In Java, you can add binary numbers in multiple ways. Here are the best approaches:
This method converts binary strings to decimal, adds them, and converts the result back to binary.
public class BinaryAddition {
public static void main(String[] args) {
String a = "110"; // Binary of 6
String b = "101"; // Binary of 5
String result = addBinary(a, b);
System.out.println("Sum: " + result); // Output: 1011 (Binary of 11)
}
public static String addBinary(String a, String b) {
int num1 = Integer.parseInt(a, 2); // Convert binary to decimal
int num2 = Integer.parseInt(b, 2);
int sum = num1 + num2; // Add decimal numbers
return Integer.toBinaryString(sum); // Convert back to binary
}
}✅ Output:
Sum: 1011
This method adds binary numbers manually like how we do it on paper.
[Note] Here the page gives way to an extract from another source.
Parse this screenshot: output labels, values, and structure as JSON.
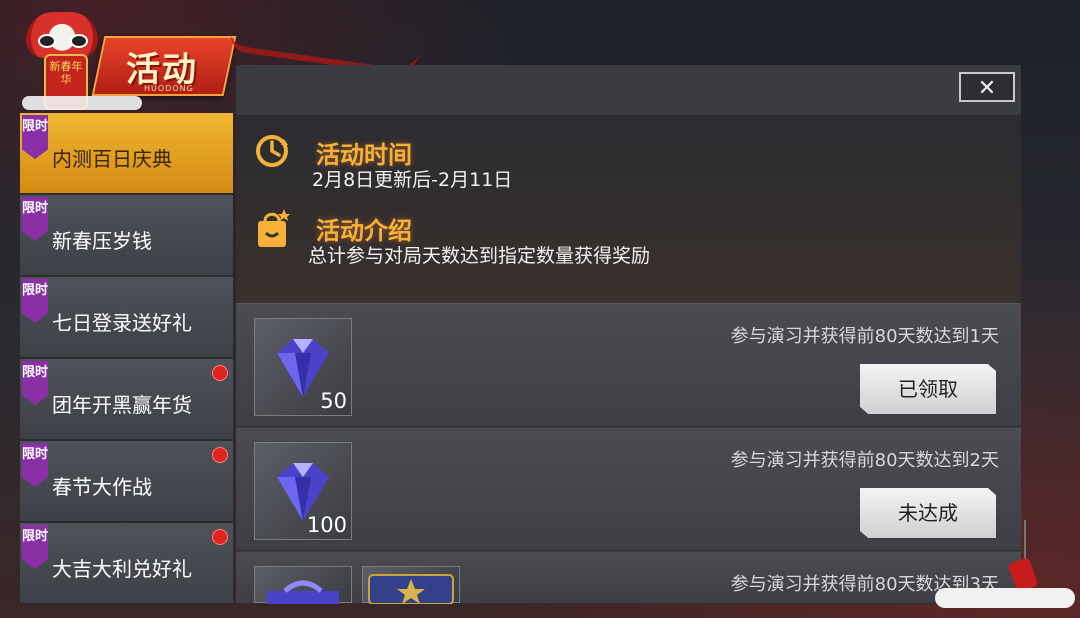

public class ManualBinaryAddition {
public static void main(String[] args) {
String a = "110"; // Binary of 6
String b = "101"; // Binary of 5
String result = addBinary(a, b);
System.out.println("Sum: " + result); // Output: 1011 (Binary of 11)
}
public static String addBinary(String a, String b) {
StringBuilder result = new StringBuilder();
int i = a.length() - 1, j = b.length() - 1, carry = 0;
while (i >= 0 || j >= 0 || carry > 0) {
int sum = carry;
if (i >= 0) sum += a.charAt(i--) - '0'; // Convert char to int (0 or 1)
if (j >= 0) sum += b.charAt(j--) - '0';
result.append(sum % 2); // Append 0 or 1
carry = sum / 2; // Carry will be 1 if sum is 2 or 3
}
return result.reverse().toString();
}
}✅ Output:
Sum: 1011
If you're dealing with very large binary numbers, BigInteger is the best choice.
import java.math.BigInteger;
public class BigIntegerBinaryAddition {
public static void main(String[] args) {
String a = "110110101101101011"; // Large binary number
String b = "101011011010110110";
String result = addBinary(a, b);
System.out.println("Sum: " + result);
}
public static String addBinary(String a, String b) {
BigInteger num1 = new BigInteger(a, 2); // Convert binary to BigInteger
BigInteger num2 = new BigInteger(b, 2);
BigInteger sum = num1.add(num2); // Perform addition
return sum.toString(2); // Convert back to binary
}
}✅ Handles large binary numbers efficiently.
| Method | Best For | Performance |
|---|---|---|
Integer.parseInt() |
Small binary numbers | O(1) |
| Manual Carry-based Addition | Learning how binary addition works | O(n) |
| BigInteger | Very large binary numbers | O(n) |
🚀 Use Integer.parseInt() for simple cases. Use BigInteger for large numbers.